Director Non Fin Risk Oversight - Technology & Security
Johnston, Rhode Island; Boston, Massachusetts
Req. Number: 225059
Full/Part Time: F
Shift: 1st Shift
As the Technology and Security Risk Oversight Director, you will lead a team of risk professionals providing independent oversight, review, and challenge of information security and technology related risks across the organization. This leader will advise first line risk partners on complex risk issues and challenges, while identifying and aggregating enterprise-wide risks. The colleague will work with key stakeholders across the organization to ensure material risks within the technology and security space are well defined and managed appropriately. It is expected that this colleague has strong domain knowledge of emerging technology risks, information security standards, best practices, US regulatory requirements, and the external environment.
- This colleague will lead a team of risk professionals focused on the information security and technology space. Primary responsibilities include independent oversight, review, and challenge of risk management activities within the first line of defense, including the effectiveness of the formal risk program activities. These activities include Risk and Control Self-Assessments, Issues Management, Material Risk Identification, Change Management, and other formal programs. Drive accountability within the first line of defense to ensure a strong Risk and Compliance culture and control environment awareness.
- Advise first line risk partners on complex risk issues and challenges, while identifying and assessing aggregate enterprise-wide risks. Working with key stakeholders, including all three lines of defense, escalate emerging risk issues that require remediation and work directly with stakeholders to ensure action plans are appropriate and timely. Maintains strong relationships with all three lines of defense, as well as the regulatory agencies.
- Understand the external environment, including emerging risks within the industry and the priorities of the regulatory agencies. Determine how these changes affect the risk profile of the enterprise and work with appropriate stakeholders to ensure mitigation strategies are underway.
- Participate in the incident response activities to ensure risks are properly assessed in real time and mitigating actions are appropriate. Post incident, lead or participate in root cause analysis and opine on next steps.
- Lead targeted risk assessments on emerging issues to provide an independent opinion on the impact to the enterprise.
- As the first line of defense develops new business strategies and executes new business initiatives, ensure change risk is appropriately management and assess the impact of these activities against how the risk profile of the enterprise is changing.
- Operate within existing governance structures with an eye towards making these processes more efficient and effective. Manage applicable policy and program governance, while performing assurance activities to assess corporate wide compliance.

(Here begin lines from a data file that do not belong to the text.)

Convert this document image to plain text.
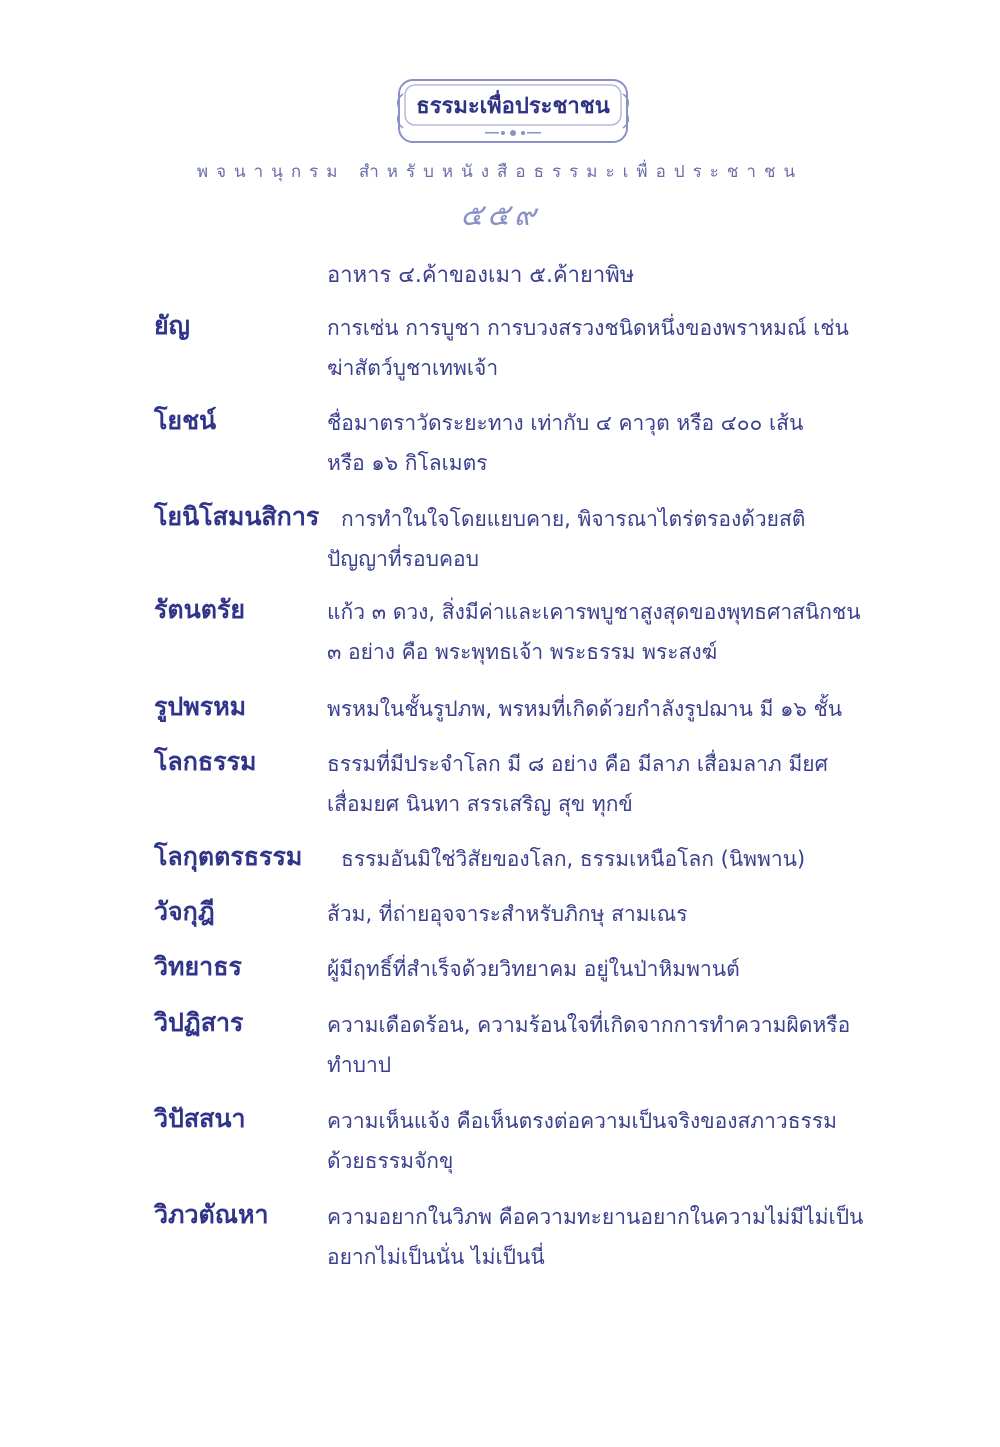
ธรรมะเพื่อประชาชน
พจนานุกรม สำหรับหนังสือธรรมะเพื่อประชาชน
๕๕๙
อาหาร ๔.ค้าของเมา ๕.ค้ายาพิษ
ยัญ	การเซ่น การบูชา การบวงสรวงชนิดหนึ่งของพราหมณ์ เช่น
ฆ่าสัตว์บูชาเทพเจ้า
โยชน์	ชื่อมาตราวัดระยะทาง เท่ากับ ๔ คาวุต หรือ ๔๐๐ เส้น
หรือ ๑๖ กิโลเมตร
โยนิโสมนสิการ การทำในใจโดยแยบคาย, พิจารณาไตร่ตรองด้วยสติ
ปัญญาที่รอบคอบ
รัตนตรัย	แก้ว ๓ ดวง, สิ่งมีค่าและเคารพบูชาสูงสุดของพุทธศาสนิกชน
๓ อย่าง คือ พระพุทธเจ้า พระธรรม พระสงฆ์
รูปพรหม	พรหมในชั้นรูปภพ, พรหมที่เกิดด้วยกำลังรูปฌาน มี ๑๖ ชั้น
โลกธรรม	ธรรมที่มีประจำโลก มี ๘ อย่าง คือ มีลาภ เสื่อมลาภ มียศ
เสื่อมยศ นินทา สรรเสริญ สุข ทุกข์
โลกุตตรธรรม ธรรมอันมิใช่วิสัยของโลก, ธรรมเหนือโลก (นิพพาน)
วัจกุฎี	ส้วม, ที่ถ่ายอุจจาระสำหรับภิกษุ สามเณร
วิทยาธร	ผู้มีฤทธิ์ที่สำเร็จด้วยวิทยาคม อยู่ในป่าหิมพานต์
วิปฏิสาร	ความเดือดร้อน, ความร้อนใจที่เกิดจากการทำความผิดหรือ
ทำบาป
วิปัสสนา	ความเห็นแจ้ง คือเห็นตรงต่อความเป็นจริงของสภาวธรรม
ด้วยธรรมจักขุ
วิภวตัณหา	ความอยากในวิภพ คือความทะยานอยากในความไม่มีไม่เป็น
อยากไม่เป็นนั่น ไม่เป็นนี่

- The role may be co-located as needed with the relevant business and must be actively engaged to support the business with providing domain-relevant advice, monitoring, and credible expert challenge to ensure the independent Non-Financial Risk Program is effectively implemented.
- 8+ years experience risk management experience from working in financial services industry.
- 8+ years demonstrated domain expertise and experience within the relevant product or services.
- Experience in an organization that is under strong regulatory oversight and scrutiny.
- Proven ability to develop and maintain high impact relationships with senior executives.
- Expert knowledge of internal controls and risk assessment.
- Deep understanding of banking products and operations; regulatory requirements; and key processes, controls, and exposure areas.
- Decisiveness and sound judgment on a consistent basis.
- Capacity to challenge status quo.
- Influencing and conflict resolution skills.
- Excellent business writing skills.
- Proven leadership and management skills in a professional environment.
- Proficient use of MS Word, MS Excel and PowerPoint and Visio.
Education, Certifications/Other Professional Credentials:
- Bachelor’s degree Required
- Master’s Degree Preferred
- Certifications Preferred: Certified Internal Auditor, Certified Regulatory Compliance Manager, Certified Fraud Examiner, Certified Public Accountant, Certified Investments Derivative Auditor, Project Management Professional, Certified in Risk and Information System Controls, or other relevant risk certifications
Hours and Work Schedule:
- Hours per Week: 40
- Work Schedule: Monday-Friday
- Location: Johnston RI or Boston MA
We offer competitive pay, comprehensive medical, dental and vision coverage, retirement benefits, maternity/paternity leave, flexible work arrangements, education reimbursement, wellness programs and more.View Benefits
Citizens, its parent, subsidiaries, and related companies provide equal employment and advancement opportunities to all colleagues and applicants for employment without regard to age, ancestry, color, citizenship, physical or mental disability or perceived disability, ethnicity, gender, gender identity or expression, genetic information, genetic characteristic, marital or domestic partner status, victim of domestic violence, family status/parenthood, medical condition, military or veteran status, national origin, pregnancy/childbirth/lactation, colleague’s or a dependent’s reproductive health decision making, race, religion, sex, sexual orientation, or any other category protected by federal, state and/or local laws.
Equal Employment and Opportunity Employer/Disabled/Veteran
Citizens is a brand name of Citizens Bank, N.A. and each of its respective affiliates.
Citizens is committed to ensuring that all interested candidates can successfully participate in our recruitment process. If you are an individual with a disability or require a reasonable accommodation, please see our Job Seeker Help policy.